I’m running at full speed as we approach the finish line for our Peace Corps service in Moldova.
Instead of slowing down and starting to pack, I’ve been tackling projects related to my expertise back home that I’ve wanted to pursue since before we arrived here two years ago.
On Saturday, I’ll teach the second of two classes at the American Language Center in Buiucani, Chișinău.
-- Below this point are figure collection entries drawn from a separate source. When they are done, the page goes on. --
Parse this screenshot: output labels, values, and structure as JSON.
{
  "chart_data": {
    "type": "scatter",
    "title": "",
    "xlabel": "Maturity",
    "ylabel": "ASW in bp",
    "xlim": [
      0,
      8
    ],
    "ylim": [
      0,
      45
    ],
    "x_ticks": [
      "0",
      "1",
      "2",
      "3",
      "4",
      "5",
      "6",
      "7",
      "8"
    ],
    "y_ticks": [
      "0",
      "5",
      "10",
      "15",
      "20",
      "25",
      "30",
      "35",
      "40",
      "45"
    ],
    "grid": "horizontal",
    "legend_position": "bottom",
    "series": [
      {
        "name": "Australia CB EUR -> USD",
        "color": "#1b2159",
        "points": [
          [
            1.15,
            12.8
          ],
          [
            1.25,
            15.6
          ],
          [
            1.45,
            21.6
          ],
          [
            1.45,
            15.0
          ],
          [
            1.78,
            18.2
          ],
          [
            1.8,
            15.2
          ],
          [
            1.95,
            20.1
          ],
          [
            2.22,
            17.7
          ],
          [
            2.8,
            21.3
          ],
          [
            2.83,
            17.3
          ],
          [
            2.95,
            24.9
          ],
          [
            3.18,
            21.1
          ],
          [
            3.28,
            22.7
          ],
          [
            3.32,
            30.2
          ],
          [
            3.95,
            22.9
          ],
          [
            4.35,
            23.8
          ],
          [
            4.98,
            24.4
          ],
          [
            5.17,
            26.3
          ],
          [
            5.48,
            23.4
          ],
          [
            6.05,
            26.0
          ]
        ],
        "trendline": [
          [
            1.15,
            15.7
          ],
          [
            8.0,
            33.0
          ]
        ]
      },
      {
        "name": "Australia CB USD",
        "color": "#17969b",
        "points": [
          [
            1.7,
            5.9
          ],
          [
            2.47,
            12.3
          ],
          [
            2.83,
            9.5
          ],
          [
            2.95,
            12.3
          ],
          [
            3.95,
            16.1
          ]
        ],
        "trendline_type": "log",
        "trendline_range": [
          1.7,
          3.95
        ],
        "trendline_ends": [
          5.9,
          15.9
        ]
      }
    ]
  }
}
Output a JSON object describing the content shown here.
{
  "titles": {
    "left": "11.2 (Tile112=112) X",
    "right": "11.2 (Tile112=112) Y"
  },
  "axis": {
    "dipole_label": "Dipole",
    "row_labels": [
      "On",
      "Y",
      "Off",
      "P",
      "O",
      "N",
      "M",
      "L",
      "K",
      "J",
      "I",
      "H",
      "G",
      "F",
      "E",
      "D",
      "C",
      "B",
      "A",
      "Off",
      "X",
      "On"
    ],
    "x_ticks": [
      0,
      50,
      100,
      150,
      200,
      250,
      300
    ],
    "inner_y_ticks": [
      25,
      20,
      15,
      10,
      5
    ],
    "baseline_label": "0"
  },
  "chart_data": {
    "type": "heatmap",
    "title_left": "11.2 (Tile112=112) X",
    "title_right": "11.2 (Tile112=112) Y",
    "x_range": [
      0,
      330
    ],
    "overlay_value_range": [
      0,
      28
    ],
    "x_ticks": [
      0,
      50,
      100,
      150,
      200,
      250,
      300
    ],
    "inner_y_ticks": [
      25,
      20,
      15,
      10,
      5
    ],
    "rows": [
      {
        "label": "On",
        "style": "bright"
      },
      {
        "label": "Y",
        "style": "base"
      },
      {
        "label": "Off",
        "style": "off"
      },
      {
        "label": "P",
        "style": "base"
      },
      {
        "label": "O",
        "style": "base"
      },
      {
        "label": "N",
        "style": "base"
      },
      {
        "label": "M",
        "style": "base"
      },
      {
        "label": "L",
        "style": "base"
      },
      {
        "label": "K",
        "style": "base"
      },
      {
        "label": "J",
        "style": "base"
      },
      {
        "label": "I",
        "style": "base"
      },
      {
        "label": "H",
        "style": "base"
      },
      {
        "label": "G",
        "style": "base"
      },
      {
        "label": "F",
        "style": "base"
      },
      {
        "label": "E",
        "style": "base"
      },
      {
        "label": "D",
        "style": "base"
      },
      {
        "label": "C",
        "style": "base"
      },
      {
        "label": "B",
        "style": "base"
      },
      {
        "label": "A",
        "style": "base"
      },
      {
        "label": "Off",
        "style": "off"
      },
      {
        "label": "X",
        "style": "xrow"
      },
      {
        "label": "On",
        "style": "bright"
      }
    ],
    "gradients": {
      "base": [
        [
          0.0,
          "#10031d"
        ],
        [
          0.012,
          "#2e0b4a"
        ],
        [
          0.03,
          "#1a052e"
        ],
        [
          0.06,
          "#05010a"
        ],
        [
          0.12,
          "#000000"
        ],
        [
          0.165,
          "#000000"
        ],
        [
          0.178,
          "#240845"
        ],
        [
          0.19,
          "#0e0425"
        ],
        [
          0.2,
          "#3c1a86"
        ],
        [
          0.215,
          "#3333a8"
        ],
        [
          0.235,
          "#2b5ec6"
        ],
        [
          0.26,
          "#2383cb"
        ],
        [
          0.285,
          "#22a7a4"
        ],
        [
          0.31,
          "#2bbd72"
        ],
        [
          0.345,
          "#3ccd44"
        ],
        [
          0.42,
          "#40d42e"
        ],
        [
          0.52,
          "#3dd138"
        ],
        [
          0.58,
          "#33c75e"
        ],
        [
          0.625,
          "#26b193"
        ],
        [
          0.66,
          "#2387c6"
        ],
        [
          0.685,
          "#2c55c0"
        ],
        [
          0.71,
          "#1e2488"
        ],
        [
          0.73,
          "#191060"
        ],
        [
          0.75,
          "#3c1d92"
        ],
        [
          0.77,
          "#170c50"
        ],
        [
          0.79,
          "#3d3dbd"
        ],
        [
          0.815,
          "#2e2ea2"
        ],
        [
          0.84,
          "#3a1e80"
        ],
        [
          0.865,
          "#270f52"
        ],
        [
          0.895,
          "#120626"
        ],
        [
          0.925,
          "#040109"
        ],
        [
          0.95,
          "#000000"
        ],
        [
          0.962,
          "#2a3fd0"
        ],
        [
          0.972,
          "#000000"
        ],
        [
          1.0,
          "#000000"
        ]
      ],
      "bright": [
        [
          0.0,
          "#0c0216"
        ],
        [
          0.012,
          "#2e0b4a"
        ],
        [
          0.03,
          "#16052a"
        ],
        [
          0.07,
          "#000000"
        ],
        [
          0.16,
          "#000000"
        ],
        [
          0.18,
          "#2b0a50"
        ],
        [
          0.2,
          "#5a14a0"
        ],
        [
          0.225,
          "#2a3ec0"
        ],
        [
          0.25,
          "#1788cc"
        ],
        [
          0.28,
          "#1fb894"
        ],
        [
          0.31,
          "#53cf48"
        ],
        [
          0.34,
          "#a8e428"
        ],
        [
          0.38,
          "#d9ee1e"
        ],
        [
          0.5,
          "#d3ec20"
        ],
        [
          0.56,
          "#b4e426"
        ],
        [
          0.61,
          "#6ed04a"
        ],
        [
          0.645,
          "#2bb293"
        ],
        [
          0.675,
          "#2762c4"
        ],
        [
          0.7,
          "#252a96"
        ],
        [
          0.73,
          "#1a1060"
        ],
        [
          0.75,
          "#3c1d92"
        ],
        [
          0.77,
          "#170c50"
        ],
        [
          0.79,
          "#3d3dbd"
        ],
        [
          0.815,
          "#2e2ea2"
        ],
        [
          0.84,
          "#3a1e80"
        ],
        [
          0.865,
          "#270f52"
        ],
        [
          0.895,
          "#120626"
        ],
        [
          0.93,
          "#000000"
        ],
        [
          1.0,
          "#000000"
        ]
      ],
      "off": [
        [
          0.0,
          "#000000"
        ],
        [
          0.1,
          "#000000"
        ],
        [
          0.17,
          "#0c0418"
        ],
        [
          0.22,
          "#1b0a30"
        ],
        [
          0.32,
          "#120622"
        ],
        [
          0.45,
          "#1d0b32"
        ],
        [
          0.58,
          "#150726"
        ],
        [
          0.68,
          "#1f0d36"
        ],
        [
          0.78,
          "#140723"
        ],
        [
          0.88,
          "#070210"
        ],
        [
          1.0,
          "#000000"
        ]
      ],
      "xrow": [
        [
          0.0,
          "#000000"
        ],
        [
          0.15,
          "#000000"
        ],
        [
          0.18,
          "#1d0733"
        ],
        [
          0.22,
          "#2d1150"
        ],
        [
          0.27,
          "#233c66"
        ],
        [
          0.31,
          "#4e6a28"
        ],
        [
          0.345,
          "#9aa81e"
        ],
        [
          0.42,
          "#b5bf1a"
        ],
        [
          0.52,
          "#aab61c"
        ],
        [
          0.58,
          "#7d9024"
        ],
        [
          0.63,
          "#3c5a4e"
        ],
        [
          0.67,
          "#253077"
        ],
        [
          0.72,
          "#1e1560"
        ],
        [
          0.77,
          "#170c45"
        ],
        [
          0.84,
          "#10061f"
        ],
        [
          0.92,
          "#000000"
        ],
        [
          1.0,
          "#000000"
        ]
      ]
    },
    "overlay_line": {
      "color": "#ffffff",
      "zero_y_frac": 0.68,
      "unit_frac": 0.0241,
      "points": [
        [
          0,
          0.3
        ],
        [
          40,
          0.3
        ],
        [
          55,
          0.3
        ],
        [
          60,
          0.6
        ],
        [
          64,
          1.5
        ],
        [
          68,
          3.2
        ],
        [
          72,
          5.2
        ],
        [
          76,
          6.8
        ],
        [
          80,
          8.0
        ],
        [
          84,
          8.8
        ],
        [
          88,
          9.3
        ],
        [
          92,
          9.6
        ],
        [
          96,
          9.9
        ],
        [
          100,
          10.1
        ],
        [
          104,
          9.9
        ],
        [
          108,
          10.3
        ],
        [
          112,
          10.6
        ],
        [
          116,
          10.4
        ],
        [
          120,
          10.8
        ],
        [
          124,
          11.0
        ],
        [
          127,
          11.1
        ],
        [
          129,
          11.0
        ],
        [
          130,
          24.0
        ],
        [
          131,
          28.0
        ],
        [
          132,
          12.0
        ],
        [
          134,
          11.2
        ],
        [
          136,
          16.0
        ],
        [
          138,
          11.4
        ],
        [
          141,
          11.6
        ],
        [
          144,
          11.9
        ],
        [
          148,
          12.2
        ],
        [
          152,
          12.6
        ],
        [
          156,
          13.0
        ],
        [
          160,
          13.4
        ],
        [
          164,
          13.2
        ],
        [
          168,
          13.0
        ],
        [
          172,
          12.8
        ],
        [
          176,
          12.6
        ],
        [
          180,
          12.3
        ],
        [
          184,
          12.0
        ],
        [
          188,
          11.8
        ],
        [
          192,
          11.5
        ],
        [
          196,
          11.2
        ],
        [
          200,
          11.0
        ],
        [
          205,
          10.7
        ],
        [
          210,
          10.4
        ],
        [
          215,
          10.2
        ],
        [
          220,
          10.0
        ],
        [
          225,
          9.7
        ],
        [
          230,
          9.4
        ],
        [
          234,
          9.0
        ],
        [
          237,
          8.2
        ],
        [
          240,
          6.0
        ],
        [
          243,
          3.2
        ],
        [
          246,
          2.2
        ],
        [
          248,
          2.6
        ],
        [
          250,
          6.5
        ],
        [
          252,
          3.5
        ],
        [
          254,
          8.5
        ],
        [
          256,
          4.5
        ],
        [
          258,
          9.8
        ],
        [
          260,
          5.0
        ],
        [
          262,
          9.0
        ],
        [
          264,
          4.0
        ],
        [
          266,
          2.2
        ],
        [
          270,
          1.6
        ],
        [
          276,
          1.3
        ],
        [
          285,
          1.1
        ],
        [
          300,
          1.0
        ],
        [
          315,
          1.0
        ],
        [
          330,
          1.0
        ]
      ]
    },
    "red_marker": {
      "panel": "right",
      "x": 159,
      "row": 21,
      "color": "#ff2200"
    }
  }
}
I opened the first one, on news writing, this past Saturday with a dramatic staged “fight” and “heart attack,” followed by asking the students to write a short news story about what they just witnessed. (See the video below.) It was a fun way to introduce them to journalistic concepts such as “the 5 W’s” and the “inverted pyramid” approach of opening a news story with the most essential information.
My second class at the center will be about how to write an opinion article that can touch people’s hearts and change their minds.
In a couple of weeks, I’ll teach a workshop at Moldova State University, discussing with some of their top faculty researchers how they might better explain their work to the public and attract the interest of journalists.
I’ve taught versions of all three sessions many times before and online, training academics and others in the United States how to reach out to citizens and journalists. In recent years, I modified the training to emphasize the importance of using social media to reach audiences directly.
I’m looking forward to discussing all of this here in Moldova, where “research communications” barely exists and “opinion writing” occurs in a very different context.
Simultaneously, I’ve been spending lots of time helping Peace Corps Moldova prepare a big celebration for its 25th anniversary. I’m working with Liuba Chitaev and others on the staff to write scripts, edit videos and pull together a memorable program.
I’ve also worked recently on Orașul Meu, the music video about our host city, Ialoveni, that local singer Laura Bodorin and I produced and released earlier this month. The video has now been viewed more than 7,500 times and shared by more than 200 people on Facebook. Laura and I were recently interviewed by television reporter Cătălina Russu, whose story about the video should air soon. (That’s Laura in the middle of the photo, Cătălina on the right.)
Meanwhile, Champa and I are wading through a long “to do” list for our departure, everything from arranging to reactivate our cell phones and homeowners insurance back home to receiving our final medical and dental checkups here, which we’ll do on Monday. We both need to fill out multiple reports and forms before Peace Corps Moldova will let us ring the bell that symbolizes successful completion of service.
All of this is in addition to my usual activities at the Ialoveni library, such as working with our “Book Worms” robotics group, shown here in their new team shirts. Two of them, Mihai and Victor, recently spoke about the group at a regional conference for Moldovan youth leaders, shown below.
I’m not complaining. I view every remaining day of my Peace Corps service as precious, so I want to do as much as possible before we leave. I’ve probably taken on too much, but there will be time to rest later. No matter how fast or slow I run, the finish line keeps getting closer.